This research was conducted to estimate sunflower seed yield using multiple linear regression (MLR) and convolutional neural network (CNN). It also investigated the effect of different input variables on deep learning modeling of sunflower seed yield under normal and drought stress (DS) conditions.
The 100 pure lines of oil seed sunflower were investigated during two crop years in the field under normal and DS conditions in terms of seed yield and morphological traits. The CNN model was implemented using different combinations of input variables. In this regard, all studied parameters were first used as input variables, and then stepwise regression was performed for both conditions. In this step, the input variables for yield modeling with the CNN model consisted of parameters included in the regression model and those common in normal and DS conditions.

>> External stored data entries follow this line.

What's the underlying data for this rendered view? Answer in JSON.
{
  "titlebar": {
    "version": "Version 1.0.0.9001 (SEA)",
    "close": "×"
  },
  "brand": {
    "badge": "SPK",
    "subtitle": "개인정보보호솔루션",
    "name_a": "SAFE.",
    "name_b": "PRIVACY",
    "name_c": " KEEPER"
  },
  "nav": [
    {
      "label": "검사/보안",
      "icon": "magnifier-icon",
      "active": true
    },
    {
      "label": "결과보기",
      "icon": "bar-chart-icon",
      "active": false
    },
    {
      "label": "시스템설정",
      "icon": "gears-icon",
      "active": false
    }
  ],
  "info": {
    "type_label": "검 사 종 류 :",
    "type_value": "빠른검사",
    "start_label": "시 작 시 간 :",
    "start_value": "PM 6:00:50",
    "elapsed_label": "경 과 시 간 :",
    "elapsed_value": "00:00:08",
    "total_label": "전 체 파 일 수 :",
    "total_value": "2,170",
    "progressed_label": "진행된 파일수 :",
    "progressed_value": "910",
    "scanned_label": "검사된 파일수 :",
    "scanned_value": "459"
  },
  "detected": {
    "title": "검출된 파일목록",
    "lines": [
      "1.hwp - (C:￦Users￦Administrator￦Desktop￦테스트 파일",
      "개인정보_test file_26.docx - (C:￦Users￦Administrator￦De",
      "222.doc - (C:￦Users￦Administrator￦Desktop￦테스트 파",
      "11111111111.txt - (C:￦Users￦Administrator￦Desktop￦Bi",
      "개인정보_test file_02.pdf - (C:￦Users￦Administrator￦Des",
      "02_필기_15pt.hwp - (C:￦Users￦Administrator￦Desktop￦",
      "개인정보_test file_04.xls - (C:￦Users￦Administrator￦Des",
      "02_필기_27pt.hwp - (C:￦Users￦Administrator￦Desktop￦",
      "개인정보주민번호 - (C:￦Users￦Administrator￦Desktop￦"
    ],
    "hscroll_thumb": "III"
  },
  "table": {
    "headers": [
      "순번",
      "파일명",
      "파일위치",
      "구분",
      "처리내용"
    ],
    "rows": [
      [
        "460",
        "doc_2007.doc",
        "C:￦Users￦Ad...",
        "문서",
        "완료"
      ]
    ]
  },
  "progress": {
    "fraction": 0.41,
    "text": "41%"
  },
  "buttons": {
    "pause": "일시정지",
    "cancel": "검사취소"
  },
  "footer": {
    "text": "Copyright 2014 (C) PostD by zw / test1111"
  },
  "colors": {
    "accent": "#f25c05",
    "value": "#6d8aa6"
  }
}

The CNN model with two input variables (head diameter [HD] and number of leaves [NL]), which were common in the regression model for both conditions, achieved higher accuracy and performance in predicting sunflower yield under normal conditions (R2 =0.921, MAE=5.425, and RMSE=6.462). Nonetheless, in DS conditions, the CNN model with seven input variables (i.e., leaf width [LW], NL, plant height [PH], days to flowering [DF], stem diameter [SD], petiole length [PL], and HD) demonstrated higher accuracy and performance in predicting sunflower yield (R2 =0.915, MAE=3.632, and RMSE=4.330). The CNN model outperformed the MLR model in both conditions in terms of accuracy and performance. Sensitivity analysis identified LW, NL, and length of leaf [LL] traits as important and influential traits for yield prediction under normal and DS conditions.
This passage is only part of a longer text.